Paulson had said last week failure of a major auto company “would not be a good thing” amid current economic distress and said he hoped Congress would “prove successful in addressing this issue.”

That failed to occur on Thursday night, despite expectations Senate Democrats and Republicans would eventually agree a compromise rescue bill after intense negotiations that went on well into the evening.
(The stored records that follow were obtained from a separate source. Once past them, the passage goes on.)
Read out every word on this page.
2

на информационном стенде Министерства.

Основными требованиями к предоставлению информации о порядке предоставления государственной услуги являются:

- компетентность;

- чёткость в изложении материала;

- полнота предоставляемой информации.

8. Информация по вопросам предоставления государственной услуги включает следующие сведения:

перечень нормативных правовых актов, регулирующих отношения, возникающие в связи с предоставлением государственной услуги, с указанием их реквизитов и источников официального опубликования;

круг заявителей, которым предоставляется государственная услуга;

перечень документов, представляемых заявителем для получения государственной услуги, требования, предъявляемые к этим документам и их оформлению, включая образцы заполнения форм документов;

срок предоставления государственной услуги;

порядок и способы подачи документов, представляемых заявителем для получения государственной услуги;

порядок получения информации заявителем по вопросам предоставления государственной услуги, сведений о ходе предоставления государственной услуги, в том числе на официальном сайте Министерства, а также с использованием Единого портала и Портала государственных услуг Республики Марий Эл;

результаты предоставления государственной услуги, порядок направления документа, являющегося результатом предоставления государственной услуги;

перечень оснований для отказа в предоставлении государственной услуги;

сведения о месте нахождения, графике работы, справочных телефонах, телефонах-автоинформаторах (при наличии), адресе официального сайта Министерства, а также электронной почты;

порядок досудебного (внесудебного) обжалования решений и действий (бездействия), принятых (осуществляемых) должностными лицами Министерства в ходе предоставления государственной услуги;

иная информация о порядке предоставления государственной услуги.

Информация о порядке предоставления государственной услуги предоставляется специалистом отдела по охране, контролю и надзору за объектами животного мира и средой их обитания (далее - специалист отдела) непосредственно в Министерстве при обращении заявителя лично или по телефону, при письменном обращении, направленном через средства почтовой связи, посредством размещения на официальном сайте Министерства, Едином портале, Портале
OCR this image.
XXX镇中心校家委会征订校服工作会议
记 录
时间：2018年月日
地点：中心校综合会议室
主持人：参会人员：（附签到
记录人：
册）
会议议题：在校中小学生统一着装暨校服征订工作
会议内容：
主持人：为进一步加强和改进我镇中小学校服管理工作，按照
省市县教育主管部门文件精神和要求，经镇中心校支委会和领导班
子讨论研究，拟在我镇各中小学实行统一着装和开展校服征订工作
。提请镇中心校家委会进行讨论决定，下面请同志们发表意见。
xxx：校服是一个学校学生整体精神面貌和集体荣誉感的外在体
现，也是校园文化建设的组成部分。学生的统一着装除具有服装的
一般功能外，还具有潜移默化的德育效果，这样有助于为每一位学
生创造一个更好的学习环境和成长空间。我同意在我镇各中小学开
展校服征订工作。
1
Reuters noted that Paulson had made clear he felt TARP funds were intended to help stabilise the US financial services sector and a Treasury spokeswoman last night told the news agency that position was unchanged despite the collapse of the Congress bailout effort.

Democrat House Speaker Nancy Pelosi had urged the Bush administration to use TARP money to help automakers but the White House disagreed, saying Congress should tap an existing Energy Department fuel efficiency improvement technology programme for any funding needed by the Detroit Three.

Should one or more of the Detroit automakers go bust, Bush now faces the possibility of leaving office on 20 January with a legacy of allowing an iconic US brand to go under on his watch. There have been suggestions he would act to prevent that.

Government Accountability Office head Gene Dodaro earlier this month said another option was to require US banks receiving TARP money to lend some of it to automakers, Reuters noted.

The report added that many lawmakers have criticised the use of TARP money by participating banks, saying that they have hoarded the money and not done enough to unfreeze credit for consumers and businesses. The Treasury Department had been criticised for not yet deciding if it would impose reporting requirements on banks so that the government could monitor how taxpayer money was used.